In the Create File Directory dialog box, configure the following parameters and click OK.
OSS
The following table describes the parameters for OSS.
Parameter
Description
Name
The name of the file directory.
OSS Path
Select an OSS storage path. Ensure that the workspace's execution role has permissions to access this path.
Mounted Path
You can customize this path, but it must be under the
/mntpath.General-purpose NAS
The following table describes the parameters for General-purpose NAS.
Parameter
Description
Name
The name of the file directory.
File system
Select a General-purpose NAS file system. Ensure that the workspace's execution role has permissions to access the NAS file system.
Mount on
Configure a mount point to access the NAS file system.
File System Path
Specify an existing storage path in the NAS file system. If you leave this parameter empty, the root directory is mounted by default.
Mounted Path
You can customize this path, but it must be under the
/naspath.CPFS for Lingjun
The following table describes the parameters for CPFS for Lingjun.
Parameter
Description
Name
The name of the file directory.
File system
Select a CPFS for AI Computing file system. Ensure that the workspace's execution role has permissions to access the CPFS file system.
Mount on
Configure a mount point to access the CPFS file system.
Mounted Path
You can customize this path, but it must be under the
/cpfspath.Read-only
This option is disabled by default. When enabled, the file directory becomes read-only.
Delete a file directory
Deleting a file directory only removes its association with the corresponding OSS, NAS, or CPFS path. This action does not delete the files at the external path.

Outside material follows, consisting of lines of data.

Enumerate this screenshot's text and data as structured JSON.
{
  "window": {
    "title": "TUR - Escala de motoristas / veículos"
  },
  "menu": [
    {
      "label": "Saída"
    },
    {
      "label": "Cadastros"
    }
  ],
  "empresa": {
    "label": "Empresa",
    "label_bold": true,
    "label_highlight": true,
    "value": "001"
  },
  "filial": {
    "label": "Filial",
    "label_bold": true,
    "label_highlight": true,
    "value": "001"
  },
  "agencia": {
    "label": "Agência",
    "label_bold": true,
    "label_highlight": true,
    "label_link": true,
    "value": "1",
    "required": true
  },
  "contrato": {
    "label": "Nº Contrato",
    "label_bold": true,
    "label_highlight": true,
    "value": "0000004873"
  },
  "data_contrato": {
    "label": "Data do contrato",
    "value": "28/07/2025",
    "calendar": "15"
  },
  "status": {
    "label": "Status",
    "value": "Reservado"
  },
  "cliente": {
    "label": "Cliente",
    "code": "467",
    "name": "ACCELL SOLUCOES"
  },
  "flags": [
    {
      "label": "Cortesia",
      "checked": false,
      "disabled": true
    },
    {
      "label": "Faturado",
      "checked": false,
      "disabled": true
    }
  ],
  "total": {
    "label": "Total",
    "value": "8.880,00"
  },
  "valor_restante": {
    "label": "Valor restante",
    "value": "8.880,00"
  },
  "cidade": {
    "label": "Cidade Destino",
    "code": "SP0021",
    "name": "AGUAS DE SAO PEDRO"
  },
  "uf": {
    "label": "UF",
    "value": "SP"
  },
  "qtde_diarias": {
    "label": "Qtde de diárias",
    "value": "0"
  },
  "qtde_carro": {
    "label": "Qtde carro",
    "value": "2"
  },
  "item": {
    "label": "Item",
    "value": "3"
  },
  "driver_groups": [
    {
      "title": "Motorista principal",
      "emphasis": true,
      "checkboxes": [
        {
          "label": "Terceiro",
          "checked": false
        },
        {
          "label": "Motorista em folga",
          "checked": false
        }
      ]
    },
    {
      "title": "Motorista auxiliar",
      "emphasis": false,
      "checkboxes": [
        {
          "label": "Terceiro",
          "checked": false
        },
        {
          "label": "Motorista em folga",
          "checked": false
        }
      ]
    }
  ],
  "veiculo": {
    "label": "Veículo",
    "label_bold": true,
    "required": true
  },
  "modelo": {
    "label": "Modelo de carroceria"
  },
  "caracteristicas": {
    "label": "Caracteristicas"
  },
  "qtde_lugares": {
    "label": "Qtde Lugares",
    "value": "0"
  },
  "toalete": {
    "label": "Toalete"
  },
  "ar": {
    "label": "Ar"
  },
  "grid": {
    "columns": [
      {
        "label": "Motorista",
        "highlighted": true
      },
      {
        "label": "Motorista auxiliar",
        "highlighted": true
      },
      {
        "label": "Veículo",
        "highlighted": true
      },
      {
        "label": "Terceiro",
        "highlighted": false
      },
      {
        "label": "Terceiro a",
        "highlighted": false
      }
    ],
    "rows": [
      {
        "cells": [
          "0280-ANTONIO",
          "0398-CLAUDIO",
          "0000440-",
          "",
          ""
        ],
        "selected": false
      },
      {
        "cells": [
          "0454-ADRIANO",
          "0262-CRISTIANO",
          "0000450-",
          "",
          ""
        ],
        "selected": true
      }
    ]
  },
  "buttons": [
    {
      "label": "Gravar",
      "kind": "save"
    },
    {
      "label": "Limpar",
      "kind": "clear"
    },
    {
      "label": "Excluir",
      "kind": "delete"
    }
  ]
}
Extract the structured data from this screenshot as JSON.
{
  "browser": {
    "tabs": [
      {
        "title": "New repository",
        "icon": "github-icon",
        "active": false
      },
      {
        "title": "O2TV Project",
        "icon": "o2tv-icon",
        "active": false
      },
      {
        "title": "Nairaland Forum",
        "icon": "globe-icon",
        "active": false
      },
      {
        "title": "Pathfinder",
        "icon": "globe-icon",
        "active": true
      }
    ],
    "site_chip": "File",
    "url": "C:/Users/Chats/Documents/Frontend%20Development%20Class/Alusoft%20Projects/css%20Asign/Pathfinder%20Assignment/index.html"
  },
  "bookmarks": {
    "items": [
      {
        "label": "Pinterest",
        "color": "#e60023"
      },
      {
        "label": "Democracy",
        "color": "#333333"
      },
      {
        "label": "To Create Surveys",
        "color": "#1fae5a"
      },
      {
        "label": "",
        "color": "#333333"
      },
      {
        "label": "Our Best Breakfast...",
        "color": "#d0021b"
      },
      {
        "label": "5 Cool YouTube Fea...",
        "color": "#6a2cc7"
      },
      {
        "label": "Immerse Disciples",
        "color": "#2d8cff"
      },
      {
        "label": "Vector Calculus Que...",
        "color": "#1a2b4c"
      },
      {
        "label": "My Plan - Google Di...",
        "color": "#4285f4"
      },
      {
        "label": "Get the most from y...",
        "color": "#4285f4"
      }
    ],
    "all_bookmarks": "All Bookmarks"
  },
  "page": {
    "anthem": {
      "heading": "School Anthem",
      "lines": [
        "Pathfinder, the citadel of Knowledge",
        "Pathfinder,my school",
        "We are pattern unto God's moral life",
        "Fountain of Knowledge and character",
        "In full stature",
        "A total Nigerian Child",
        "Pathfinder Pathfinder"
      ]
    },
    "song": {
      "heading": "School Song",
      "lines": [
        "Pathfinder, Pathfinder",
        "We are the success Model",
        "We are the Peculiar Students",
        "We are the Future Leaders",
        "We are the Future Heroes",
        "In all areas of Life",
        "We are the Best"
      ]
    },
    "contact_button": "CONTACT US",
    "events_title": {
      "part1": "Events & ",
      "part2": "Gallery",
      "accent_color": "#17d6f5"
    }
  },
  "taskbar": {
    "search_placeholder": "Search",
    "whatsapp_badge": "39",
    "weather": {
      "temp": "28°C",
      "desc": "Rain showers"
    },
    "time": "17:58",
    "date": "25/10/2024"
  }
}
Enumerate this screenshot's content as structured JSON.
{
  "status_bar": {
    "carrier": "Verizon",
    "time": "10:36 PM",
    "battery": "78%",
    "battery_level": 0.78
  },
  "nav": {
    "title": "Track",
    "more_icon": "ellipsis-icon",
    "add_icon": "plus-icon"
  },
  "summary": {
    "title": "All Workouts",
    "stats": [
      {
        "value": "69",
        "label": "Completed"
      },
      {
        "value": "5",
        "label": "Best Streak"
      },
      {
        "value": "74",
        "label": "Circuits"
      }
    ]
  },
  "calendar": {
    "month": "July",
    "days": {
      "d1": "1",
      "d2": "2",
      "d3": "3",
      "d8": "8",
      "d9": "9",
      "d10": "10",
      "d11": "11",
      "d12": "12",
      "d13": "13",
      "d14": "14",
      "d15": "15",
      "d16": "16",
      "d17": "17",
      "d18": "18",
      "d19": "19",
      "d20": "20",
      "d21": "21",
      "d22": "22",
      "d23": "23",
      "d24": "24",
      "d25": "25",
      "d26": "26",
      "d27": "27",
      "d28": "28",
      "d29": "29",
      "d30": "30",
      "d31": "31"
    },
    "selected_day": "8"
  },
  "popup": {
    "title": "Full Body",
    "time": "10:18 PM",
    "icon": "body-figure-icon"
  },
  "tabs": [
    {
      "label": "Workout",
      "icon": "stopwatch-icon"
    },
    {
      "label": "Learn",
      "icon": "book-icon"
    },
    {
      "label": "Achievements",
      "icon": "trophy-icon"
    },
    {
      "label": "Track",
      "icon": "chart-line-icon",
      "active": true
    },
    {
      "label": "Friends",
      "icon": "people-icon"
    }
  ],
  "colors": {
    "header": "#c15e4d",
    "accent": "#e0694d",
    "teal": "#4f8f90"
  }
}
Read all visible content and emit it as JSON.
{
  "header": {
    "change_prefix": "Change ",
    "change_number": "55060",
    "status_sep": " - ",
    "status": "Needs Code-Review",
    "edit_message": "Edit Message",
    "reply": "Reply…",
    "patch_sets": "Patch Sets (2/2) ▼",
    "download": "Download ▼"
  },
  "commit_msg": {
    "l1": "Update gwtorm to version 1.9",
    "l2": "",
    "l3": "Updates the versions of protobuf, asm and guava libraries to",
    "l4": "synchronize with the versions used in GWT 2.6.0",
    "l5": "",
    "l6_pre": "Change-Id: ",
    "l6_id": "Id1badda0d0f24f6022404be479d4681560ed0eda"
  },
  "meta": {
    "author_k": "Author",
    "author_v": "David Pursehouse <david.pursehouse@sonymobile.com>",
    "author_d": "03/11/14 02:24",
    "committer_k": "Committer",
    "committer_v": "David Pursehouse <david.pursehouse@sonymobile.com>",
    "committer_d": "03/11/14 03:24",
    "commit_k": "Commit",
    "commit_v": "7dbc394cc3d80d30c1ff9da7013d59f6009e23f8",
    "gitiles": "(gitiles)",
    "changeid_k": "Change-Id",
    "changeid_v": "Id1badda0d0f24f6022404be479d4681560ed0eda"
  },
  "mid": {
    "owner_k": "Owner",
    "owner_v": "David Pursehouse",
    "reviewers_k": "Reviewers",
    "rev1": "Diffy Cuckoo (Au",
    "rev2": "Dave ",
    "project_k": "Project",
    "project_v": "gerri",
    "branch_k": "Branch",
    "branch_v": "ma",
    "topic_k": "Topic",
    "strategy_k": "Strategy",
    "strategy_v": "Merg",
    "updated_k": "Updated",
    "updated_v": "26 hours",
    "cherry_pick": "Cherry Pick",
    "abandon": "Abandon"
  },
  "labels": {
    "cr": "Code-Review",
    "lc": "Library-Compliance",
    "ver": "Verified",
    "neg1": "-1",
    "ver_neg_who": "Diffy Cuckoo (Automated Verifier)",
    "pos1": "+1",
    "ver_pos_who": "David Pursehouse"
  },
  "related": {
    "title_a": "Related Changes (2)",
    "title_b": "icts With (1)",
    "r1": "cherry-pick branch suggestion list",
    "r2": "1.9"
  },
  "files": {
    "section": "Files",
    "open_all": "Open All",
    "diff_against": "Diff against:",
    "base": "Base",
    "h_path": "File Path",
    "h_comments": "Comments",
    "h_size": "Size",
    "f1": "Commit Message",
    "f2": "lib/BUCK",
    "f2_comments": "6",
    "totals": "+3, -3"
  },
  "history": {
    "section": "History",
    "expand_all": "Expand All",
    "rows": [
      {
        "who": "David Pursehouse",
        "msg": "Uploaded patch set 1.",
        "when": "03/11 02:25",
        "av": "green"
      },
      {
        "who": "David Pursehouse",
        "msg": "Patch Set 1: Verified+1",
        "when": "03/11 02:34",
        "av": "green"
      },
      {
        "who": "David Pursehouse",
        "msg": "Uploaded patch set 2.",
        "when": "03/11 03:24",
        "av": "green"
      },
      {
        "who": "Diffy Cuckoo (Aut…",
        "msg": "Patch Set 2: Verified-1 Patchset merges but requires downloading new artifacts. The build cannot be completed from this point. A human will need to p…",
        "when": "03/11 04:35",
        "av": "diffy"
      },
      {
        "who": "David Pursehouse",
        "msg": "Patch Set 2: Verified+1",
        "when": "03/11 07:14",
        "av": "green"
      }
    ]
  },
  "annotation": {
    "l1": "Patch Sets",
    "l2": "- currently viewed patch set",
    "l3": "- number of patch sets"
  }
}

On the Integrated File Directory tab, find the directory that you want to delete and click Delete in the Actions column.
Click OK.
Next steps
Use the managed file directory: After uploading files, you can use them as dependencies or data sources in your batch or streaming task.
Use the integrated file directory: Once a directory is integrated, you can mount it when configuring notebook sessions, a batch or streaming task, or a Livy gateway task.